As suggested by Melcher (
2008b), the spatiotopic TAE may rely on remapping processes that are known to be specific to task-relevant (attended) targets (Goldberg, Bisley, Powell, & Gottlieb,
2006; Gottlieb, Kusunoki, & Goldberg,
1998). To investigate whether we can find a spatiotopic TAE when attention is explicitly directed to a stimulus, we conducted the experiment depicted in
Figure A2C (top row). With two adapting stimuli at equal distance from fixation, a central cue indicated to the observer to which of the two stimuli should be attended. During the adaptation interval 4 or 5 Gaussian-enveloped contrast decrements (
σ = 100 ms, contrast decrement = 0.75) occurred in this stimulus, which the observer had to count. After adaptation, the observer made a saccade to either the screen location where the attended stimulus had been, or the opposite side, where an opposite-orientation adaptation stimulus had been presented. After this saccade, a test was presented either at the spatiotopically corresponding location of the attended or non-attended stimulus, or at a retinotopically corresponding location.

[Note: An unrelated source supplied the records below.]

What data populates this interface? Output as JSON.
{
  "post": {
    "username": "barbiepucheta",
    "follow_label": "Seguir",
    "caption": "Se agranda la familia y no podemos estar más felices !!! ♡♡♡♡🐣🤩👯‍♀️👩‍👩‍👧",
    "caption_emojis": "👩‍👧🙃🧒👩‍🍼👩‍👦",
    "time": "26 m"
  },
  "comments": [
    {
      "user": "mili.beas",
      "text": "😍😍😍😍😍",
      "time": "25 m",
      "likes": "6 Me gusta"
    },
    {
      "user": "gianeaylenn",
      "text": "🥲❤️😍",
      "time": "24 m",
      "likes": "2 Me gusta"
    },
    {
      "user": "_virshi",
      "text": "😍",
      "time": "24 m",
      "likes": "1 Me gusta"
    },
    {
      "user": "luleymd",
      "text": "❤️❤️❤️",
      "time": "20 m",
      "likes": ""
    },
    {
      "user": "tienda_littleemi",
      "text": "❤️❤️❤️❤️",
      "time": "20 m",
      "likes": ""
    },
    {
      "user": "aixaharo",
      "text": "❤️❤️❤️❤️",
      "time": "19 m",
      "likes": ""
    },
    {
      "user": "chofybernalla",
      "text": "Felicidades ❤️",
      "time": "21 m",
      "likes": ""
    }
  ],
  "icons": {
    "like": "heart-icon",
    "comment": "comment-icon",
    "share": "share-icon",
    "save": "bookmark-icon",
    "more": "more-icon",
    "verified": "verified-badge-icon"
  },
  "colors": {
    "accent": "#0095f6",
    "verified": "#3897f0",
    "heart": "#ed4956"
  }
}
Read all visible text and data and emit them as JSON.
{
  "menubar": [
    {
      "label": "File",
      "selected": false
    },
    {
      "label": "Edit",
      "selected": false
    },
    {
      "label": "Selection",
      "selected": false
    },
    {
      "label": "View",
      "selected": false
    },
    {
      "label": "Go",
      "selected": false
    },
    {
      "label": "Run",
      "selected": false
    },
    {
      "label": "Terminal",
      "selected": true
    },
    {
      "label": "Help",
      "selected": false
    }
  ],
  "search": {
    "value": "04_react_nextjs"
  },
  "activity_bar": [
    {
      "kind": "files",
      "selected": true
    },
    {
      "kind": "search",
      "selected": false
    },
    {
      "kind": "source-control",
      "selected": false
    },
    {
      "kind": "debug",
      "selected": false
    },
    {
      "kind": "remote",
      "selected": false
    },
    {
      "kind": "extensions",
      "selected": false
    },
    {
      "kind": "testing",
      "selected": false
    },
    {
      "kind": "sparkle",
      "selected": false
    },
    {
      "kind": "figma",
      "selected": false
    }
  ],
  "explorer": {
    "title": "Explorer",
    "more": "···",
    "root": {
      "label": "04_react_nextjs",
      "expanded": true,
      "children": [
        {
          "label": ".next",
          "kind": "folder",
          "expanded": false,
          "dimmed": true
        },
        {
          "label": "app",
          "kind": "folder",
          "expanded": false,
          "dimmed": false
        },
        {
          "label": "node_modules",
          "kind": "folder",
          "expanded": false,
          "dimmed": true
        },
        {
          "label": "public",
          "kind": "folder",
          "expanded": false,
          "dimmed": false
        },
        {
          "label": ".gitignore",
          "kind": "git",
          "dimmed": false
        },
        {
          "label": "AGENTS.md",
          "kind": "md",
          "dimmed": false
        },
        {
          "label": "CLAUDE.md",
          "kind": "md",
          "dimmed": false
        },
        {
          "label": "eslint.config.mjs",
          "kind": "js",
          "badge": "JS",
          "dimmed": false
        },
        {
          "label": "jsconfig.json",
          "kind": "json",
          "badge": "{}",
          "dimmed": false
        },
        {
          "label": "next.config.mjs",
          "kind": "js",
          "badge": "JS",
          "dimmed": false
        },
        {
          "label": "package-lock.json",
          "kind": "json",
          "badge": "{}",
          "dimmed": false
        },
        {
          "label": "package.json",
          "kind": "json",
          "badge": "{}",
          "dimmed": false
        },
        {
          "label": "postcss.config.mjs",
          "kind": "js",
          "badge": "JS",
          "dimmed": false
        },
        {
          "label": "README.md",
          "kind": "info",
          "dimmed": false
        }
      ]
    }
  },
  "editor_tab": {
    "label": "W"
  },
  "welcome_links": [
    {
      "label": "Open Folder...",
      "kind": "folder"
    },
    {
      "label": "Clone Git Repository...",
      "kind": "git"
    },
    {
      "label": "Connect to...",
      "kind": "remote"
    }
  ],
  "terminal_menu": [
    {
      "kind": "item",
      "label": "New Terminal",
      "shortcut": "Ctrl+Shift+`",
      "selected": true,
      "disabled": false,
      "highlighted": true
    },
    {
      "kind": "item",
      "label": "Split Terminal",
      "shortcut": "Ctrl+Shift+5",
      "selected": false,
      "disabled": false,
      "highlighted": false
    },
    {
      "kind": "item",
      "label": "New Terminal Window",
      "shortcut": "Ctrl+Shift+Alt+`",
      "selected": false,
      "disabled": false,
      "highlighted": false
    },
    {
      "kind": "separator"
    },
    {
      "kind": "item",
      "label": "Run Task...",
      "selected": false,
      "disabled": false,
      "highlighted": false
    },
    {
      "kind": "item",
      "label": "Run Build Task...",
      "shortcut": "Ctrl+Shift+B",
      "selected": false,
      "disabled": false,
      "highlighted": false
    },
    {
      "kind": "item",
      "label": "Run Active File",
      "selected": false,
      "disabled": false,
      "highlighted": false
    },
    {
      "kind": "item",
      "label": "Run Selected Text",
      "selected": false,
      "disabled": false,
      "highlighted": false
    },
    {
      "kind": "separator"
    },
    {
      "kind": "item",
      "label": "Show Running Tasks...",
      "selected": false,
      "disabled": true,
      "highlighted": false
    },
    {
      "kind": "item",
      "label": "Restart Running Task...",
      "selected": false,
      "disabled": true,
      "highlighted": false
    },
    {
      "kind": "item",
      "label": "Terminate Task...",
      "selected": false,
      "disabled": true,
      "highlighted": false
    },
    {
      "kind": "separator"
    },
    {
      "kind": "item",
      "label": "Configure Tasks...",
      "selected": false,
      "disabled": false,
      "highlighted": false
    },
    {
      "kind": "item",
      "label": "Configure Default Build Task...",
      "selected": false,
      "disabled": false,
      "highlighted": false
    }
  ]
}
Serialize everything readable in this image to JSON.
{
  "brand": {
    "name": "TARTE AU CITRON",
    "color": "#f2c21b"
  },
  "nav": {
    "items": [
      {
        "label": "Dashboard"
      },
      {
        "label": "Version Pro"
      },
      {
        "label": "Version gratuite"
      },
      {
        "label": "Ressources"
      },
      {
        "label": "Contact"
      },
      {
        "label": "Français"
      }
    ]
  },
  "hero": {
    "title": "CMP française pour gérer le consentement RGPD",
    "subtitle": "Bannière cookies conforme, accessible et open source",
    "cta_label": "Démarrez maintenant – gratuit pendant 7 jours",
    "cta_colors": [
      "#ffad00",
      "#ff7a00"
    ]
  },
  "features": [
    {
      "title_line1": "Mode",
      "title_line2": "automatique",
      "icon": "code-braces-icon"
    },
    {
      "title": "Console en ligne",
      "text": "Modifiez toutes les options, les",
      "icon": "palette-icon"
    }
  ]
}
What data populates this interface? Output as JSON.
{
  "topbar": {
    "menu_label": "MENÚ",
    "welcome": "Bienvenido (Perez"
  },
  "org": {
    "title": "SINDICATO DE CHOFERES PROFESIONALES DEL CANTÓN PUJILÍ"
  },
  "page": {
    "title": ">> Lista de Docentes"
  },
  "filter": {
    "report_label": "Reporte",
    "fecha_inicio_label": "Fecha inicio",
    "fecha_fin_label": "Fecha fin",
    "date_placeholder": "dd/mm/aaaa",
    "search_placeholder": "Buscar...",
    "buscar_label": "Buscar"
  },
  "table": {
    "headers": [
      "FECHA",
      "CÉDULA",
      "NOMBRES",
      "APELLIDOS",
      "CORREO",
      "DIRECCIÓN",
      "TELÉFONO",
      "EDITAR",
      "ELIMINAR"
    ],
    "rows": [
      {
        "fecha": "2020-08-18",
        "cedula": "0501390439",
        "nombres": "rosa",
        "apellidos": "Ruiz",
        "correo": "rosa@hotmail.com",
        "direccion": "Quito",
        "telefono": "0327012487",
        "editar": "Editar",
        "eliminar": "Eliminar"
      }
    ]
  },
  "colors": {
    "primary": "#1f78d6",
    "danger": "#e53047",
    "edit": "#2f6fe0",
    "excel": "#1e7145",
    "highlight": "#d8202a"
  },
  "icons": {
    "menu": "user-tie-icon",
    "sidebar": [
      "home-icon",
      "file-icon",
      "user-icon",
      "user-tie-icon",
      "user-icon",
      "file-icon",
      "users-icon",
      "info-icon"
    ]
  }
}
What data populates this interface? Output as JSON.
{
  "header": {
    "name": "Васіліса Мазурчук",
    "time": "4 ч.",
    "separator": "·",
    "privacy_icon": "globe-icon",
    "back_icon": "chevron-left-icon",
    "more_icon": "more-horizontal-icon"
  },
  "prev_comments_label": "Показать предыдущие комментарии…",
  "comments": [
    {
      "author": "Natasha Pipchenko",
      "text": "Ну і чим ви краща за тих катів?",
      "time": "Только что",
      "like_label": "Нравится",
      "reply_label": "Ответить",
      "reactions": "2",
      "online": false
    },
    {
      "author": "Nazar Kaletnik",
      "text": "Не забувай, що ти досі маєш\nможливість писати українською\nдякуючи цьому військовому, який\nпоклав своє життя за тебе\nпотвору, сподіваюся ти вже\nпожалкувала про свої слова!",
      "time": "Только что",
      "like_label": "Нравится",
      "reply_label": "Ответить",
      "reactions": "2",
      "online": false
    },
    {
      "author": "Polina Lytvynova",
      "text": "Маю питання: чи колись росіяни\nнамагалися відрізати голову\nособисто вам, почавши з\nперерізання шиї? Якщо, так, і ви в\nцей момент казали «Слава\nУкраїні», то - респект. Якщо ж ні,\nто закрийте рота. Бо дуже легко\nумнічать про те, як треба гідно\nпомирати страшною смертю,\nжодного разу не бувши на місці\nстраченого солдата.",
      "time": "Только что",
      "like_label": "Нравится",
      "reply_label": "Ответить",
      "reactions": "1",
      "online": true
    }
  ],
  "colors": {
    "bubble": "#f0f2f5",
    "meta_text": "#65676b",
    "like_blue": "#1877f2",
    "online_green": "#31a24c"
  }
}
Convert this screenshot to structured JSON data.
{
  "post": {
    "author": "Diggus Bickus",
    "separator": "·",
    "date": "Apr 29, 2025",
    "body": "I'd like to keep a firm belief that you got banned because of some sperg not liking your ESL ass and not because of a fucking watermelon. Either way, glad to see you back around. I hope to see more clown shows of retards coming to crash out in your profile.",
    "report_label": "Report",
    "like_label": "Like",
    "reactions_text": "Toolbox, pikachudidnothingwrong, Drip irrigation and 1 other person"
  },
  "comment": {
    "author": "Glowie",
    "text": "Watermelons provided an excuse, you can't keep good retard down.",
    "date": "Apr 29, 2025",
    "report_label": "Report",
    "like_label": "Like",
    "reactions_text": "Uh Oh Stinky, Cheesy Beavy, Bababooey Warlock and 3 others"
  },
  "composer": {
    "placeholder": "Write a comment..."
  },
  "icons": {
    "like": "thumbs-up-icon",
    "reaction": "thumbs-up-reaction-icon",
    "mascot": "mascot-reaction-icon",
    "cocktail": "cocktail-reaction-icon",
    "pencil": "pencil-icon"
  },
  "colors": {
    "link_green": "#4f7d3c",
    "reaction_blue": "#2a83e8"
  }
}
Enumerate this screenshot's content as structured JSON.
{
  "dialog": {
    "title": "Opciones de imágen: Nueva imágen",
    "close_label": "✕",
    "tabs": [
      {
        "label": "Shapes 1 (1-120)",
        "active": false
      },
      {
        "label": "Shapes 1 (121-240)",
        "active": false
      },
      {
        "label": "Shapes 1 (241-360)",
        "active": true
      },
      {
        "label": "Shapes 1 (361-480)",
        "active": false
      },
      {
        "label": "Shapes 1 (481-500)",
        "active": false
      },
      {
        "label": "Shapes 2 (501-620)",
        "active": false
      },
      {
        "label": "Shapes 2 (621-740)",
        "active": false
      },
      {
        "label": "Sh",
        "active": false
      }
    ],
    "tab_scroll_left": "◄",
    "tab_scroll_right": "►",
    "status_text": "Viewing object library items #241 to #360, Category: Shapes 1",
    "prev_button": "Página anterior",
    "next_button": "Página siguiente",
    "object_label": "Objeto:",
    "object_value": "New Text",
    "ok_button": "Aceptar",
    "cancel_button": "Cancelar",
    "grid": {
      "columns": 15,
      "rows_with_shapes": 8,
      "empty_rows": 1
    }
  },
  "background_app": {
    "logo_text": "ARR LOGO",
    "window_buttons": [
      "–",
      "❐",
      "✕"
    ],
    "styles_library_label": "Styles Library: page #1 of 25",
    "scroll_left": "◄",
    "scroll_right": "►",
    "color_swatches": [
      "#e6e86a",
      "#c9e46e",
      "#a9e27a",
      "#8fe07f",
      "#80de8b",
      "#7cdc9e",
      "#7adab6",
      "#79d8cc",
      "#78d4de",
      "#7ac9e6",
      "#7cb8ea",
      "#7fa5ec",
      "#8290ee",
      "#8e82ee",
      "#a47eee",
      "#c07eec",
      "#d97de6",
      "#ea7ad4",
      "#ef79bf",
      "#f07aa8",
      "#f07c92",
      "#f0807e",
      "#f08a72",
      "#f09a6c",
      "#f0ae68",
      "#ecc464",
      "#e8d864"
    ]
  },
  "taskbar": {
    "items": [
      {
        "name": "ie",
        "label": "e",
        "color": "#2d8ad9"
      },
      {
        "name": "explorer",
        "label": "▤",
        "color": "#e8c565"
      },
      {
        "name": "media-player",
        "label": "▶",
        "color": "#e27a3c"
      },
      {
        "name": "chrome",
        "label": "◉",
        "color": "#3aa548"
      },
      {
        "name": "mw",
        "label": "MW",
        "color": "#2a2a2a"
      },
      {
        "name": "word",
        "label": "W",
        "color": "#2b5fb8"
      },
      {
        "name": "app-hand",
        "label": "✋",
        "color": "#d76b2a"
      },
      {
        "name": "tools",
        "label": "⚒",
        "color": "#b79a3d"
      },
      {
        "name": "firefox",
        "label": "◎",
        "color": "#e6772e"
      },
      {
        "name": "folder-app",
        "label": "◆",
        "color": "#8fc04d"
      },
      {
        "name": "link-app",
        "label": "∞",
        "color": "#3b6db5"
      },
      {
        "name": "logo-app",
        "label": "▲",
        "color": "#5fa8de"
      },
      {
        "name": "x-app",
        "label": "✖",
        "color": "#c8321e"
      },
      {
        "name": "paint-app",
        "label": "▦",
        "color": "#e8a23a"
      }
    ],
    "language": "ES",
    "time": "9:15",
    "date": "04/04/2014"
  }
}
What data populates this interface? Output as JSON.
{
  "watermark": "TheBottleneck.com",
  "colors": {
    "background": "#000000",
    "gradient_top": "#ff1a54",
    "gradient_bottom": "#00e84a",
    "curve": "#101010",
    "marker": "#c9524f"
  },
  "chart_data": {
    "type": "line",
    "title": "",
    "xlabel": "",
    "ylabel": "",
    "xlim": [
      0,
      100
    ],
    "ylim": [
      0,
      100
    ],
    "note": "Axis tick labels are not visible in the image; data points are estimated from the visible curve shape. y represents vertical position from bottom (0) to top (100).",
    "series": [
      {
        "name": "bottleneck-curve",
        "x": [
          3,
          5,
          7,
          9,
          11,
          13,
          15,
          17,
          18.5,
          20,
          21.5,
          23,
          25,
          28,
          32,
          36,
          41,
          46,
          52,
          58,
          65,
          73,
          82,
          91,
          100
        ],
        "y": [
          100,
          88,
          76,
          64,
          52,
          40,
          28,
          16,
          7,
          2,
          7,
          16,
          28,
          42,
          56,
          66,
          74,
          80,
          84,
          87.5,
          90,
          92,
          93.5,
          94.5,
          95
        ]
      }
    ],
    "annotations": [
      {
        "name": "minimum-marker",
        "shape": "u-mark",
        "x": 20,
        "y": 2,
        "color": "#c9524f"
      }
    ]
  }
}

An additional condition tested, as in the other experiments, the non-specific TAE. The fixation mark changed position to a location on the screen with the same distance to the initial fixation position, but above or below the center of the screen. The observer saccaded to that location and the test stimulus was presented there, as was the case in the spatiotopic conditions. Results are shown in the middle row of
Figure A2C. In the retinotopically corresponding locations, there are strong TAEs in both the attended and non-attended conditions. In the spatiotopically corresponding locations, there was no TAE, whether attention had been explicitly directed to the adapting stimulus or not: in both cases the TAE was not significantly different from that found using the non-specific test. In all these additional experiments, parameters were identical to those stated for the main Experiments 1 and 2 with the exception of two parameters that were changed to match exactly those in the experimental code furnished by Dr. Melcher. Size of the stimuli was changed to
σ = 0.8 degrees of visual angle and spatial frequency was changed to 2.16 cycles per degree. Adaptation duration was 4 s in all additional experiments. In all experiments, eye movements were recorded and analyzed. As in the first experiment, gaze position was recorded in all trials, and trials in which gaze position was outside a 2.5-degree radius around the intended fixation position at any single time point during the trial's adaptation or fixation phases, the trial was excluded from further analysis. Note that subjects showing a spatiotopic TAE in the experiment in
Figure A2A in the peripheral-adaptation, changed experimental paradigm fail to show the same pattern of results upon retesting (
Figures A2B and
A2C). This variability was typical for spatiotopic TAEs indicating that the results that did reach significance for some subjects in some sessions were due to chance variations. In contrast, retinotopic TAEs were all significant, all the time, showing that the tilt aftereffect is robustly retinotopic and shows no evidence of spatiotopy.